Fevest: entre rendas e sonhos

Lucas Barros

Além das Montanhas

Advogado com atuação no ecossistema de inovação e pós-graduado em Prática Trabalhista. Colunista, empreendedor e pesquisador em projetos de Pesquisa, Desenvolvimento e Inovação (PD&I) regulados pela ANEEL. Apaixonado por Nova Friburgo, escreve “Além das Montanhas” para mostrar que a cidade não vive isolada, entre suas montanhas, do que acontece ao seu redor.

quinta-feira, 11 de junho de 2026
por Lucas Barros

Há eventos que acontecem. E há eventos que são sentidos. A Fevest talvez pertença à segunda categoria. Durante alguns dias, Nova Friburgo parece vestir sua melhor roupa e lembrar ao Brasil aquilo que faz de melhor: transformar criatividade em trabalho, e trabalho em identidade.

Ao entrar nos pavilhões, a sensação não é apenas a de uma feira de negócios. É como atravessar uma pequena cidade construída de tecidos, luzes e expectativas. Os corredores se enchem de vozes, sotaques e histórias vindas de diferentes regiões do país.

Há compradores, empresários, representantes comerciais, estilistas, curiosos e visitantes. Há quem procure tendências. Há quem procure oportunidades. Há quem simplesmente queira entender como uma cidade serrana conseguiu se tornar referência nacional em um setor tão competitivo. E então aparecem as rendas.

Delicadas, leves e detalhadas, elas parecem carregar algo de poesia no corpo de quem veste. Não são apenas tecidos. São pequenas demonstrações de arte produzidas por mãos que raramente aparecem nas fotografias, mas que estão presentes em cada peça exposta.

As malhas ganham formas, texturas e cores. Os estandes se transformam em vitrines de criatividade. O olhar passeia por coleções inteiras enquanto a imaginação tenta acompanhar a velocidade com que a moda se reinventa.

Mas talvez o momento mais fascinante da feira aconteça quando as luzes da passarela diminuem. A música cresce lentamente. Os celulares se levantam. Os olhares se voltam para o mesmo ponto. Por alguns instantes, tudo parece desacelerar enquanto o desfile começa a desenhar sua própria narrativa diante do público.

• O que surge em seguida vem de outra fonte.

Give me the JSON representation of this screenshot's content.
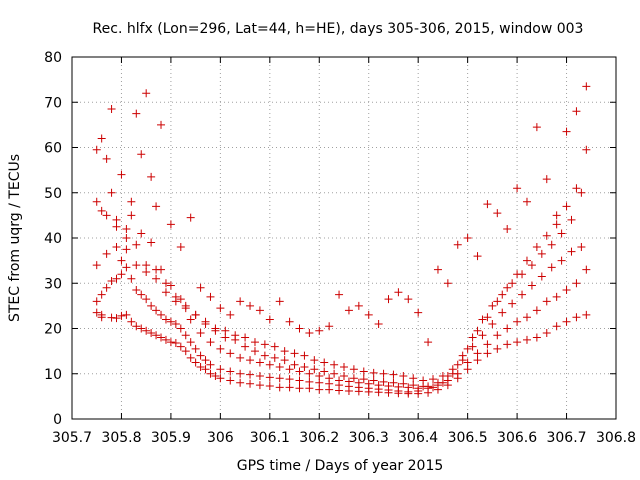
{
  "chart_data": {
    "type": "scatter",
    "title": "Rec. hlfx (Lon=296, Lat=44, h=HE), days 305-306, 2015, window 003",
    "xlabel": "GPS time / Days of year 2015",
    "ylabel": "STEC from uqrg / TECUs",
    "xlim": [
      305.7,
      306.8
    ],
    "ylim": [
      0,
      80
    ],
    "xticks": [
      "305.7",
      "305.8",
      "305.9",
      "306",
      "306.1",
      "306.2",
      "306.3",
      "306.4",
      "306.5",
      "306.6",
      "306.7",
      "306.8"
    ],
    "yticks": [
      "0",
      "10",
      "20",
      "30",
      "40",
      "50",
      "60",
      "70",
      "80"
    ],
    "grid": true,
    "marker": "plus",
    "marker_color": "#cc0000",
    "series": [
      {
        "x": [
          305.75,
          305.76,
          305.76,
          305.78,
          305.79,
          305.8,
          305.81,
          305.82,
          305.83,
          305.84,
          305.85,
          305.86,
          305.87,
          305.88,
          305.89,
          305.9,
          305.91,
          305.92,
          305.93,
          305.94,
          305.95,
          305.96,
          305.97,
          305.98,
          305.99,
          306.0,
          306.02,
          306.04,
          306.06,
          306.08,
          306.1,
          306.12,
          306.14,
          306.16,
          306.18,
          306.2,
          306.22,
          306.24,
          306.26,
          306.28,
          306.3,
          306.32,
          306.34,
          306.36,
          306.38,
          306.4,
          306.42,
          306.44,
          306.46,
          306.48,
          306.5,
          306.52,
          306.54,
          306.56,
          306.58,
          306.6,
          306.62,
          306.64,
          306.66,
          306.68,
          306.7,
          306.72,
          306.74
        ],
        "y": [
          23.5,
          23.0,
          22.5,
          22.4,
          22.3,
          22.8,
          23.0,
          21.5,
          20.5,
          20.0,
          19.5,
          19.0,
          18.5,
          18.0,
          17.5,
          17.0,
          16.8,
          16.0,
          15.0,
          13.5,
          12.5,
          11.5,
          11.0,
          10.0,
          9.5,
          9.0,
          8.5,
          8.0,
          7.8,
          7.5,
          7.3,
          7.0,
          7.0,
          6.8,
          6.8,
          6.5,
          6.5,
          6.3,
          6.2,
          6.1,
          6.0,
          5.9,
          5.8,
          5.7,
          5.6,
          5.6,
          5.8,
          6.5,
          7.5,
          9.0,
          11.0,
          13.0,
          14.5,
          15.5,
          16.5,
          17.0,
          17.5,
          18.0,
          19.0,
          20.5,
          21.5,
          22.5,
          23.0
        ]
      },
      {
        "x": [
          305.75,
          305.76,
          305.77,
          305.78,
          305.79,
          305.8,
          305.81,
          305.82,
          305.83,
          305.84,
          305.85,
          305.86,
          305.87,
          305.88,
          305.89,
          305.9,
          305.91,
          305.92,
          305.93,
          305.94,
          305.95,
          305.96,
          305.97,
          305.98,
          306.0,
          306.02,
          306.04,
          306.06,
          306.08,
          306.1,
          306.12,
          306.14,
          306.16,
          306.18,
          306.2,
          306.22,
          306.24,
          306.26,
          306.28,
          306.3,
          306.32,
          306.34,
          306.36,
          306.38,
          306.4,
          306.42,
          306.44,
          306.46,
          306.48,
          306.5,
          306.52,
          306.54,
          306.56,
          306.58,
          306.6,
          306.62,
          306.64,
          306.66,
          306.68,
          306.7,
          306.72,
          306.74
        ],
        "y": [
          26.0,
          27.5,
          29.0,
          30.5,
          31.0,
          32.0,
          33.5,
          31.0,
          28.5,
          27.5,
          26.5,
          25.0,
          24.0,
          23.0,
          22.0,
          21.5,
          21.0,
          20.0,
          18.5,
          17.0,
          15.5,
          14.0,
          13.0,
          12.0,
          11.0,
          10.5,
          10.0,
          9.8,
          9.5,
          9.2,
          9.0,
          8.8,
          8.5,
          8.2,
          8.0,
          7.8,
          7.5,
          7.2,
          7.0,
          6.8,
          6.6,
          6.4,
          6.2,
          6.0,
          6.2,
          6.8,
          7.5,
          8.5,
          10.0,
          12.5,
          14.5,
          16.5,
          18.5,
          20.0,
          21.5,
          22.5,
          24.0,
          26.0,
          27.0,
          28.5,
          30.0,
          33.0
        ]
      },
      {
        "x": [
          305.75,
          305.77,
          305.79,
          305.81,
          305.83,
          305.85,
          305.87,
          305.89,
          305.91,
          305.93,
          305.95,
          305.97,
          305.99,
          306.01,
          306.03,
          306.05,
          306.07,
          306.09,
          306.11,
          306.13,
          306.15,
          306.17,
          306.19,
          306.21,
          306.23,
          306.25,
          306.27,
          306.29,
          306.31,
          306.33,
          306.35,
          306.37,
          306.39,
          306.41,
          306.43,
          306.45,
          306.47,
          306.49,
          306.51,
          306.53,
          306.55,
          306.57,
          306.59,
          306.61,
          306.63,
          306.65,
          306.67,
          306.69,
          306.71,
          306.73
        ],
        "y": [
          34.0,
          36.5,
          38.0,
          37.5,
          34.0,
          32.5,
          31.0,
          28.0,
          26.0,
          24.5,
          23.0,
          21.5,
          20.0,
          19.5,
          18.5,
          18.0,
          17.0,
          16.5,
          16.0,
          15.0,
          14.5,
          14.0,
          13.0,
          12.5,
          12.0,
          11.5,
          11.0,
          10.5,
          10.2,
          10.0,
          9.8,
          9.5,
          9.0,
          8.5,
          8.8,
          9.5,
          11.0,
          13.0,
          16.0,
          18.5,
          21.0,
          23.5,
          25.5,
          27.5,
          29.5,
          31.5,
          33.5,
          35.0,
          37.0,
          38.0
        ]
      },
      {
        "x": [
          305.75,
          305.77,
          305.79,
          305.81,
          305.83,
          305.85,
          305.87,
          305.89,
          305.91,
          305.93,
          305.95,
          305.97,
          305.99,
          306.01,
          306.03,
          306.05,
          306.07,
          306.09,
          306.11,
          306.13,
          306.15,
          306.17,
          306.19,
          306.21,
          306.23,
          306.25,
          306.27,
          306.29,
          306.31,
          306.33,
          306.35,
          306.37,
          306.39,
          306.41,
          306.43,
          306.45,
          306.47,
          306.49,
          306.51,
          306.53,
          306.55,
          306.57,
          306.59,
          306.61,
          306.63,
          306.65,
          306.67,
          306.69,
          306.71,
          306.73
        ],
        "y": [
          48.0,
          45.0,
          42.5,
          40.0,
          38.5,
          34.0,
          33.0,
          30.0,
          27.0,
          25.0,
          23.0,
          21.0,
          19.5,
          18.0,
          17.5,
          16.0,
          15.0,
          14.0,
          13.5,
          13.0,
          12.0,
          11.5,
          11.0,
          10.5,
          10.0,
          9.5,
          9.0,
          8.8,
          8.5,
          8.2,
          8.0,
          7.8,
          7.5,
          7.2,
          7.0,
          8.0,
          10.0,
          14.0,
          18.0,
          22.0,
          25.0,
          27.5,
          30.0,
          32.0,
          34.0,
          36.5,
          38.5,
          41.0,
          44.0,
          50.0
        ]
      },
      {
        "x": [
          305.75,
          305.76,
          305.77,
          305.78,
          305.79,
          305.8,
          305.81,
          305.82,
          305.83,
          305.84,
          305.85,
          305.86,
          305.87,
          305.88,
          305.9,
          305.92,
          305.94,
          305.96,
          305.98,
          306.0,
          306.02,
          306.04,
          306.06,
          306.08,
          306.1,
          306.12,
          306.14,
          306.16,
          306.18,
          306.2,
          306.22,
          306.24,
          306.26,
          306.28,
          306.3,
          306.32,
          306.34,
          306.36,
          306.38,
          306.4,
          306.42,
          306.44,
          306.46,
          306.48,
          306.5,
          306.52,
          306.54,
          306.56,
          306.58,
          306.6,
          306.62,
          306.64,
          306.66,
          306.68,
          306.7,
          306.72,
          306.74
        ],
        "y": [
          59.5,
          62.0,
          57.5,
          68.5,
          44.0,
          54.0,
          42.0,
          48.0,
          67.5,
          58.5,
          72.0,
          53.5,
          47.0,
          65.0,
          43.0,
          38.0,
          44.5,
          29.0,
          27.0,
          24.5,
          23.0,
          26.0,
          25.0,
          24.0,
          22.0,
          26.0,
          21.5,
          20.0,
          19.0,
          19.5,
          20.5,
          27.5,
          24.0,
          25.0,
          23.0,
          21.0,
          26.5,
          28.0,
          26.5,
          23.5,
          17.0,
          33.0,
          30.0,
          38.5,
          40.0,
          36.0,
          47.5,
          45.5,
          42.0,
          51.0,
          48.0,
          64.5,
          53.0,
          45.0,
          63.5,
          68.0,
          73.5
        ]
      },
      {
        "x": [
          305.76,
          305.78,
          305.8,
          305.82,
          305.84,
          305.86,
          305.88,
          305.9,
          305.92,
          305.94,
          305.96,
          305.98,
          306.0,
          306.02,
          306.04,
          306.06,
          306.08,
          306.1,
          306.12,
          306.14,
          306.16,
          306.18,
          306.2,
          306.22,
          306.24,
          306.26,
          306.28,
          306.3,
          306.32,
          306.34,
          306.36,
          306.38,
          306.4,
          306.42,
          306.44,
          306.46,
          306.48,
          306.5,
          306.52,
          306.54,
          306.56,
          306.58,
          306.6,
          306.62,
          306.64,
          306.66,
          306.68,
          306.7,
          306.72,
          306.74
        ],
        "y": [
          46.0,
          50.0,
          35.0,
          45.0,
          41.0,
          39.0,
          33.0,
          29.5,
          26.5,
          22.0,
          19.0,
          17.0,
          15.5,
          14.5,
          13.5,
          13.0,
          12.5,
          12.0,
          11.5,
          11.0,
          10.5,
          10.0,
          9.5,
          9.0,
          8.5,
          8.3,
          8.0,
          7.8,
          7.5,
          7.3,
          7.1,
          7.0,
          6.8,
          7.2,
          8.0,
          9.5,
          12.0,
          15.5,
          19.5,
          22.5,
          26.0,
          29.0,
          32.0,
          35.0,
          38.0,
          40.5,
          43.0,
          47.0,
          51.0,
          59.5
        ]
      }
    ]
  }
}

As modelos entram em cena. E o mais bonito é perceber que já não existe uma única forma de representar a beleza. Mulheres de diferentes corpos, cores, alturas e estilos ocupam a passarela com naturalidade e elegância que Nova Friburgo sabe fazer. Cada uma carrega sua própria presença.

Tem a miss Maiara Braga que abre o desfile. Tem a modelo iniciante que vive o início de um sonho. Algumas caminham com firmeza. Outras parecem deslizar sobre a luz. Algumas sorriem discretamente. Outras mantêm um olhar concentrado. Todas transformam o desfile em algo maior do que uma simples apresentação de produtos.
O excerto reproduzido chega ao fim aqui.